Treasurer Josh Frydenberg has mocked his Labor counterpart Chris Bowen for pledging future spending restraint if his party wins the May 18 election.
Labor on Friday released its costings for its election campaign promises, which included big spending on health and education, while curbing tax concessions which will raise $154 billion of 10 years.
Mr Bowen told the Australian Financial Review he would make sure any big spending promises came with an equivalent savings measures.
But the treasurer said Mr Bowen's pledge was laughable.
"It's a bit late Chris, we have just had a campaign where you are promising a hundred billion dollars of new spending," he told reporters in Melbourne.
Mr Frydenberg and Sports Minister Bridget McKenzie held and early morning press conference on Saturday to spruik the government's latest funding promises, which were squarely aimed at women.
Prime Minister Scott Morrison will on Saturday announce a $75 million package to help women back into the workforce after looking after their children or elderly parents.
Mr Frydenberg said career checks will be aimed at women aged 30 to 45 so they can get professional advice and training.
Sport is also on the agenda for the prime minister, who will be campaigning in Melbourne.
Mr Morrison wants to spend $70 million on upgrading sports facilities and creating high performance facilities.
He's also promised $15 million to set up a permanent home in Melbourne for the national women's soccer team, the Matildas.

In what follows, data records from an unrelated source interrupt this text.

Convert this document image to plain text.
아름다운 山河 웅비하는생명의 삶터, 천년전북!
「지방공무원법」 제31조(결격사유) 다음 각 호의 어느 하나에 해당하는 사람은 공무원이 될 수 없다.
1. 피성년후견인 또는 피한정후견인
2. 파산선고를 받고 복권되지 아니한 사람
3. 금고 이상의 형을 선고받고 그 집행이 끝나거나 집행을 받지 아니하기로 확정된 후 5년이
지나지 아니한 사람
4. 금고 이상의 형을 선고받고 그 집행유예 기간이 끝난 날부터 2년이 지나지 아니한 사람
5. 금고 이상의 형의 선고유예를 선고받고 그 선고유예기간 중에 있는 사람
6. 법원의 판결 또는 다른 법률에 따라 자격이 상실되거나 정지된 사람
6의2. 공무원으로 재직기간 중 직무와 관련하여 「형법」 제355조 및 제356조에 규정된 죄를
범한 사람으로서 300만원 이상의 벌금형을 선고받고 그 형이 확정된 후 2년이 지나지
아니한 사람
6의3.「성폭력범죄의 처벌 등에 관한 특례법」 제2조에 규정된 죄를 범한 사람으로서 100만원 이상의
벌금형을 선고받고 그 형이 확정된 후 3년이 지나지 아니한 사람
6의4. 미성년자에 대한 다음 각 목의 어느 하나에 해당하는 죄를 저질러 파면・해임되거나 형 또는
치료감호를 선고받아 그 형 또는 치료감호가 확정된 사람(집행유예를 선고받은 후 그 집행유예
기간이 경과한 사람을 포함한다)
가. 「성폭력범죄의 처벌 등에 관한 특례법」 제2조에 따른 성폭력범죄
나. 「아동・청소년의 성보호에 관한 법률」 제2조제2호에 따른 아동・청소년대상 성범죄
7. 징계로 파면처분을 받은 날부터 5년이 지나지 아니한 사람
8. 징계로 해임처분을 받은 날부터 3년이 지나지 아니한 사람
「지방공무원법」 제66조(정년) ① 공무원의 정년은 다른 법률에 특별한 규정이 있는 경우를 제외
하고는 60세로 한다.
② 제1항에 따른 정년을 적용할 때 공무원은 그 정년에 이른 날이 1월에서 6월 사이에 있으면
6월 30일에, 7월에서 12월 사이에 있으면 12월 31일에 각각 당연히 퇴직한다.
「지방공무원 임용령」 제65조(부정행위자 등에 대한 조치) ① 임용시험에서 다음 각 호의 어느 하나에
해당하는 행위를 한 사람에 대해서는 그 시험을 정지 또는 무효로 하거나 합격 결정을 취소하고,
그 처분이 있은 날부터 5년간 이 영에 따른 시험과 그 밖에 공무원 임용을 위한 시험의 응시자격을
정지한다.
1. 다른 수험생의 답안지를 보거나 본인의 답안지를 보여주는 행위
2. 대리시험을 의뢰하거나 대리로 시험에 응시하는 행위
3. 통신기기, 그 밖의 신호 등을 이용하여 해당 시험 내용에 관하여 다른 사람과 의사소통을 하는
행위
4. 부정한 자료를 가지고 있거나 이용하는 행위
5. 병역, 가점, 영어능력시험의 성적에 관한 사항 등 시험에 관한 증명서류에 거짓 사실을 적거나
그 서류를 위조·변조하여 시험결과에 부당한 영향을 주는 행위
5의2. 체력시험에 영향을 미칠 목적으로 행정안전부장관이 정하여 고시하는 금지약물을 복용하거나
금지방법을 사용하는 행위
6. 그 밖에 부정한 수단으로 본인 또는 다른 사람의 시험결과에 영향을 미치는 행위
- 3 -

Senator McKenzie said the government wants women athletes to have high performance facilities "just like the guys do".
"You can only do this when you get your budget back in the black and your economy well managed and have the resources available to invest in the types of things that Australians want to see from their government," she said.
With one week left until the federal election, Bill Shorten is also in Melbourne to drum up last-minute support.
Mr Shorten is promising to beef up the Australian-made content on the national broadcasters ABC and the SBS.
A Labor government would give the ABC $40 million and SBS $20 million for extra drama, comedy, children's documentary and music programs created Down Under.
Mr Shorten is likely to be pressed further on his party's policy costings and the promise to deliver bigger surpluses than the coalition's budget laid out.